Hospitalists should assume a bigger role in addiction care
From diagnosis to management, the hospitalist is uniquely positioned to offer treatment.
Hospitalizations involving substance use disorders (SUD) are rising at unprecedented rates. According to the Centers for Disease Control and Prevention, nearly 107,000 drug overdose deaths occurred in 2022. Of these deaths, those involving synthetic opioids other than methadone increased 22%.
Alcohol-related morbidity and mortality are also on the rise. While shocking and sad, the increase in SUD probably comes as no surprise for medical professionals who know better than most the crisis climate caused by COVID-19, and who also are painfully aware of the prevalence of drugs, including fentanyl, and their gripping hold over those who use them.
“COVID-19 further fueled our addiction crisis due to isolation, the changing drug supply, programs being closed, new substance use disorders developing, and return to use,” said Marlene Martin, MD. “In addition, fentanyl is the predominant opioid being used across the country and contributing to increased overdose deaths due to its high potency and unintentional use in the setting of a toxic drug supply.”
Dr. Martin, who is associate professor of medicine at the University of California, San Francisco, said even though the statistics surrounding SUD are alarming, hospitalists can help flatten the curve of addiction. She will describe what this looks like during the session, “Addiction Medicine Updates for the Hospitalist,” 4:30-5:20 p.m. on Tuesday.
“We can offer addiction treatment to hospitalized patients,” Dr. Martin said. “Given our country's crisis, we can leverage our existing hospitalist workforce and close the SUD treatment gap to save lives with evidence-based interventions.”

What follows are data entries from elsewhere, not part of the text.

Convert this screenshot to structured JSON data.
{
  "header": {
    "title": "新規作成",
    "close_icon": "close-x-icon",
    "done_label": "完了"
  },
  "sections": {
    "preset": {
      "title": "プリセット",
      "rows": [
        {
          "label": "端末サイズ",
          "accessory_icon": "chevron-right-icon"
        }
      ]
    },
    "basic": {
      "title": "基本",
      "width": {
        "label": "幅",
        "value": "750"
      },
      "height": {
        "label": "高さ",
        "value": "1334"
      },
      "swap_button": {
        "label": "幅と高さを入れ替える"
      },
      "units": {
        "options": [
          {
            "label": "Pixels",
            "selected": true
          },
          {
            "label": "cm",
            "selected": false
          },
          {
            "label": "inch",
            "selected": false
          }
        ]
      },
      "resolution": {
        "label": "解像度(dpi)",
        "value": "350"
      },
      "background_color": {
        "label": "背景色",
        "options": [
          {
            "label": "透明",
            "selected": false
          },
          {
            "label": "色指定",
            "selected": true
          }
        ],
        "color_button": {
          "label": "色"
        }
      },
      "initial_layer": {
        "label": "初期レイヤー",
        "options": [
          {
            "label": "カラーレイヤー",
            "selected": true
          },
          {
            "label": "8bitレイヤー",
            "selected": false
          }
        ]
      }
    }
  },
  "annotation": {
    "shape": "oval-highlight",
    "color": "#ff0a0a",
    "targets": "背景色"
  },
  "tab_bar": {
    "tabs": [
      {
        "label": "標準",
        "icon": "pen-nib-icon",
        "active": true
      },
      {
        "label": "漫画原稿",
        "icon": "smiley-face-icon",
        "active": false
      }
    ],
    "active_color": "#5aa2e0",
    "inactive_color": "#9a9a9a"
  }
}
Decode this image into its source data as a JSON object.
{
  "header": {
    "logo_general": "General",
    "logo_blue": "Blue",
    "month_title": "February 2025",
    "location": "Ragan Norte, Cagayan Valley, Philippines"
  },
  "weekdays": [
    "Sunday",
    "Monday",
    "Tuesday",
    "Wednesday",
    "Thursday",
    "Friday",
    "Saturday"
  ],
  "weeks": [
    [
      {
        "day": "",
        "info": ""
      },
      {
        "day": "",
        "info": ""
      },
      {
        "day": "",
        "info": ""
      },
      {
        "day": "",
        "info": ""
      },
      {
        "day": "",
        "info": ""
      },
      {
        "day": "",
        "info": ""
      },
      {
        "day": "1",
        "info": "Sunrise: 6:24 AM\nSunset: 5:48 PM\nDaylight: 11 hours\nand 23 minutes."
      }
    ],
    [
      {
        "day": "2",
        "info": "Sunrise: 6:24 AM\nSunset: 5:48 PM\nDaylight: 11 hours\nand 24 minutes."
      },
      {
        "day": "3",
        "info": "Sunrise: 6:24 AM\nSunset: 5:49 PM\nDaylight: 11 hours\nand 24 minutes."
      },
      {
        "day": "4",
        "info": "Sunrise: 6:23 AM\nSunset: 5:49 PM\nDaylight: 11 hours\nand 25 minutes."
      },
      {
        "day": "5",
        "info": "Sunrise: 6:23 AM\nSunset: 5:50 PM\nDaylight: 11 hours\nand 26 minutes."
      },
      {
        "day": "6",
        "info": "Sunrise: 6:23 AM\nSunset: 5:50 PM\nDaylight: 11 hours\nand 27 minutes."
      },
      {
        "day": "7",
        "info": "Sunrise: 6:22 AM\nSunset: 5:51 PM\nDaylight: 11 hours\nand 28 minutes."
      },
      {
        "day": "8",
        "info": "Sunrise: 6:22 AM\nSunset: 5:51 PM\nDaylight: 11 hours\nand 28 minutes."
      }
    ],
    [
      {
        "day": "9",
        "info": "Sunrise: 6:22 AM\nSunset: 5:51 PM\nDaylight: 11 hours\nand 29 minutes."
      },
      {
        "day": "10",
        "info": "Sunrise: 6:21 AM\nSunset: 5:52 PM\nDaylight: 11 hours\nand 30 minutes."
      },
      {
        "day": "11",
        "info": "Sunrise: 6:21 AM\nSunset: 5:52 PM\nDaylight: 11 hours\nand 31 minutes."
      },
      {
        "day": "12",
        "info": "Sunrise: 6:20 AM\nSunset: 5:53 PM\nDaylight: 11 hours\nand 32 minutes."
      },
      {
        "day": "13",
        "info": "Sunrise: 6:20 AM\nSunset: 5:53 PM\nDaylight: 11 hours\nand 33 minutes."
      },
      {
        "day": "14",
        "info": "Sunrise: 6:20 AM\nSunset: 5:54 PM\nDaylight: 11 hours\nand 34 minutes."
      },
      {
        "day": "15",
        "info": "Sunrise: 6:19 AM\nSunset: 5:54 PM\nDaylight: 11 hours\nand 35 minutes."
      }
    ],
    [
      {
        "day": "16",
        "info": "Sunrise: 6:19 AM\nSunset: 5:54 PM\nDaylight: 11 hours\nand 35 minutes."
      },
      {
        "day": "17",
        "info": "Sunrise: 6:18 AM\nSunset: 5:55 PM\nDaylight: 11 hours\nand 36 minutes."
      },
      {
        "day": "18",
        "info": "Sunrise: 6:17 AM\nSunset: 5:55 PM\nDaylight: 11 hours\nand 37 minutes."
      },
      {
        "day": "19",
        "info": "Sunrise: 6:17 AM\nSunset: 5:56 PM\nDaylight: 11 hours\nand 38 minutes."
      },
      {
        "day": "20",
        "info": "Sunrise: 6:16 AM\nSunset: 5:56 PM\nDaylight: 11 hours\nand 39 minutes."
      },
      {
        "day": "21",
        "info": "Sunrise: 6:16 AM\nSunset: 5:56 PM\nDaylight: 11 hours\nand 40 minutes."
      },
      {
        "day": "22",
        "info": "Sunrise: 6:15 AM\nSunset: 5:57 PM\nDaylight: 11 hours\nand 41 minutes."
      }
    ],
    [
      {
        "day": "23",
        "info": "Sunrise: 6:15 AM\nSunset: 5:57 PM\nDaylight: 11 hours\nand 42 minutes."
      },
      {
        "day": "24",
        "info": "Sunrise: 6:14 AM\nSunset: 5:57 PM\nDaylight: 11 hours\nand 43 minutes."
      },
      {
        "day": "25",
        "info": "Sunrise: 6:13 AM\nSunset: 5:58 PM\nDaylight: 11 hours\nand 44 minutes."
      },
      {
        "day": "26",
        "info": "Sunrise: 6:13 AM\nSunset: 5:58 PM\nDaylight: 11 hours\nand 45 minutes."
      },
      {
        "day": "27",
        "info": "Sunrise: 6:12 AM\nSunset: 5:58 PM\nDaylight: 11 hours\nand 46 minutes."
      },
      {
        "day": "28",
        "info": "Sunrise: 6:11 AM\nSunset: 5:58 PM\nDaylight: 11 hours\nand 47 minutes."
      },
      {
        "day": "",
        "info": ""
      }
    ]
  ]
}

Treating addiction during hospitalization reduces post-discharge mortality, self-discharges, length of stay and readmissions and improves the patient and clinician experience, she said. Initiating medication for addiction treatment during hospitalization, including methadone, buprenorphine and naltrexone, has a large and growing evidence base.
Initiating treatment at the hospitalist level has other advantages as well.
“People are hospitalized with complications of substance use. For example, diagnoses such as decompensated liver disease, heart failure exacerbations, acute encephalopathy, cellulitis, and endocarditis may all involve substance use disorder as a root cause,” Dr. Martin said. “Treating addiction as part of general care ensures we treat the whole person, including why they came to the hospital and increases the chance that patients will complete their hospitalization. When addiction is untreated, we know that people are more likely to self-direct their discharge, which is associated with increased morbidity and mortality. Treating addiction in the health care setting may also destigmatize addiction care, rebuild trust, and improve the experiences for both patients and clinicians.”
Tuesday’s session will include clinical updates focused on the evidence base for hospital addiction care and the most up-to-date literature for management of alcohol and opioid use disorders among hospitalized patients.
“It would be great for all hospitalists to have or work on obtaining addiction training to offer and initiate evidence-based treatment in the hospital,” Dr. Martin said. “Hospitalists can lead change by becoming subject matter experts, leading interprofessional workgroups, building order sets and more to improve our local health care system's addiction care.”